C’è chi passa la vita a distruggere i sogni dei più piccoli e chi invece pensa che si debbano tutelare come un bene prezioso, anche attraverso il cinema. Questa volta, invece del trito e ritrito Babbo Natale, è la Befana ad essere considerata una specie in via di estinzione: degna quindi di un intero film che racconta di lei, di quanti anni abbia (più di cinquecento!), da dove sia venuta, cosa faccia tutto l’anno, tra una calza e l’altra. A prestare la sua (bella) faccia alla vecchina volante è la poliedrica Paola Cortellesi, che, dopo avere incassato, con Come un gatto in tangenziale (qui la mia recensione) il Biglietto d’oro, premio per i migliori incassi nel 2018 tra gli italiani, si diletta in un ruolo davvero originale, al quale regala la sua dirompente personalità attoriale.

Anche il regista non è uno qualsiasi: la carriera di Michele Soavi è infatti articolata e per molti versi trasgressiva, annoverando horror, grottesco, fantasy, polizieschi (anche, per la televisione, la nota serie Rocco Schiavone). Il racconto però è disegnato per i ragazzini, della stessa età dei protagonisti, cioè preadolescenti. Per questo mi ha ricordato I Goonies, un film di avventura che mi aveva appassionato molto, anche per il ritmo serrato e per gli enormi rischi che i minorenni decidono, per puro coraggio, di assumersi.

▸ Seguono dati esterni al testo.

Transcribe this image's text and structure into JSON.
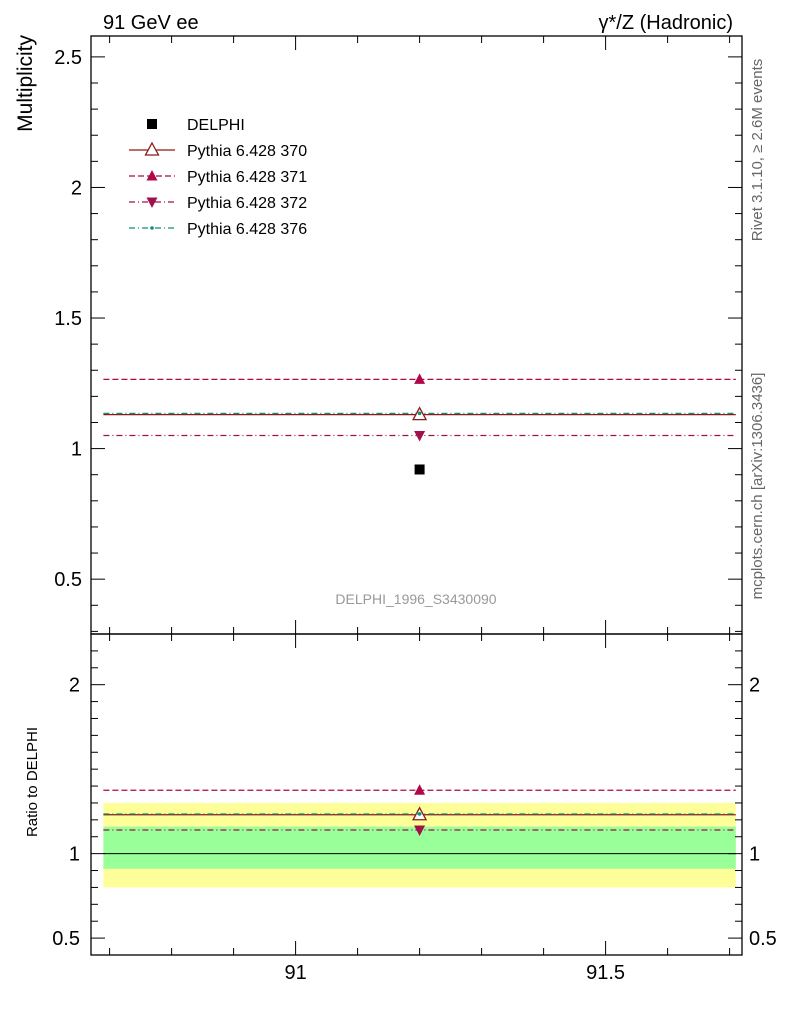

Sebbene i destinatari siamo preferibilmente under 18, grazie alla bravura degli attori (per la prima volta nei panni del cattivo c’è Stefano Fresi), i quasi cento minuti sono godibili anche per i più grandi, purché non troppo disillusi e capaci di farsi trasportare da una narrazione che mantiene il gusto della favola. La befana, particolare essenziale, che fa innalzare immensamente la stima per lei, era una strega destinata al rogo; da questo evento drammatico inizia la sua storia, che non a caso, nella finzione, è in gran parte ambientata nel bellissimo villaggio altoatesino di Castelrotto, alle pendici dello Sciliar: chi conosce questi luoghi sa quanto siano intrisi di storie di streghe, perché pare che secoli fa molte donne da quelle parti furono condannate a morte con il fuoco, per assurde accuse senza appello.

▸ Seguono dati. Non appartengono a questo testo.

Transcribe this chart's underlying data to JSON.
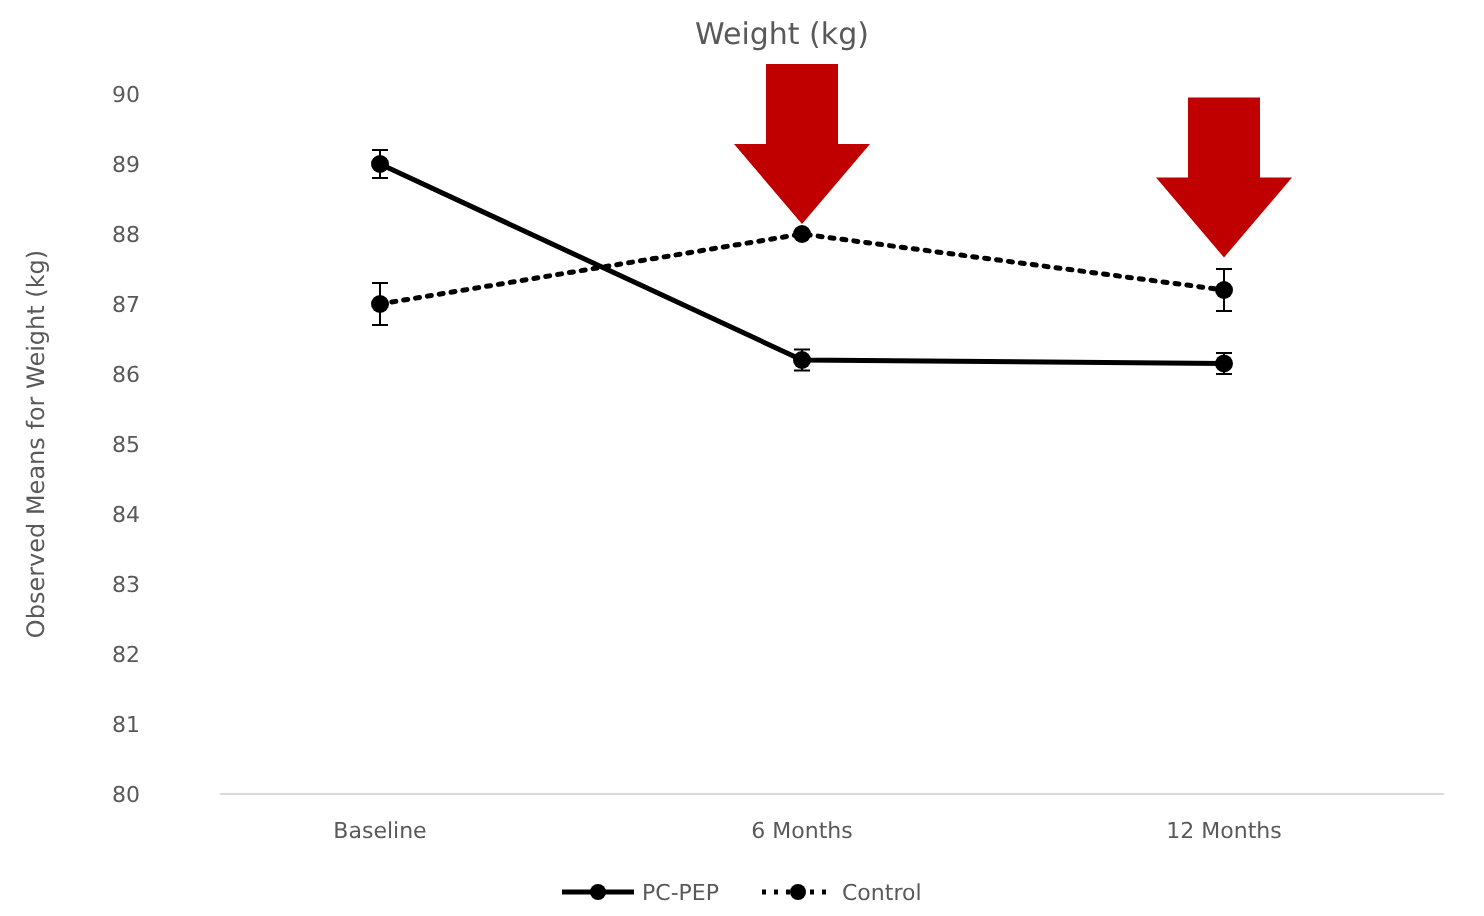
{
  "chart_data": {
    "type": "line",
    "title": "Weight (kg)",
    "ylabel": "Observed Means for Weight (kg)",
    "categories": [
      "Baseline",
      "6 Months",
      "12 Months"
    ],
    "series": [
      {
        "name": "PC-PEP",
        "color": "#000000",
        "values": [
          89.0,
          86.2,
          86.15
        ],
        "errors": [
          0.2,
          0.15,
          0.15
        ],
        "line_style": "solid"
      },
      {
        "name": "Control",
        "color": "#000000",
        "values": [
          87.0,
          88.0,
          87.2
        ],
        "errors": [
          0.3,
          null,
          0.3
        ],
        "line_style": "dotted"
      }
    ],
    "ylim": [
      80,
      90
    ],
    "yticks": [
      80,
      81,
      82,
      83,
      84,
      85,
      86,
      87,
      88,
      89,
      90
    ],
    "grid": false,
    "legend": "bottom",
    "marker": "circle"
  }
}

Lei però è diventata immortale, capace di trapassare i secoli, fino ai nostri giorni, con la sua velocissima scopa: una esistenza interamente dedicata ai bambini, perché la befana, quando è “in borghese”, durante il giorno, insegna alle scuole elementari (cosa altro avrebbe potuto fare, una che è famosa per i dolcetti cari ai più piccoli e per le punizioni a base di carbone di zucchero?). I fatti narrati dal film prendono spunto dall’unico errore commesso dalla befana, a causa del morso di un cagnolino sulla lista dei regali desiderati dai bambini.

Un errore fatale per l’intera esistenza del malcapitato (avete presente il turbamento di trovare la calza vuota il 6 mattina?) ma anche per la stessa befana e per i suoi alunni, così appassionati della loro maestra da essere disposti a rischiare la vita per lei. Sarà per il mio amore per l’Alto Adige: ma ho trovato meravigliosa l’ambientazione del film, tra Alpe di Siusi e Via del Vino (Caldaro). Montagne incantate, perfette per un racconto fuori dal tempo, ideale per staccare la spina prima del fatidico sette gennaio. Terrore degli studenti, esemplare data finale delle vacanze natalizie. Pensare che ci sia la befana e che per 365 giorni si prenda cura di tutti i bambini nella sua grotta piena di dolci e giocattoli è consolante ed è una fantasia da mantenere intatta. Di realtà per nulla edificanti ne abbiamo abbastanza.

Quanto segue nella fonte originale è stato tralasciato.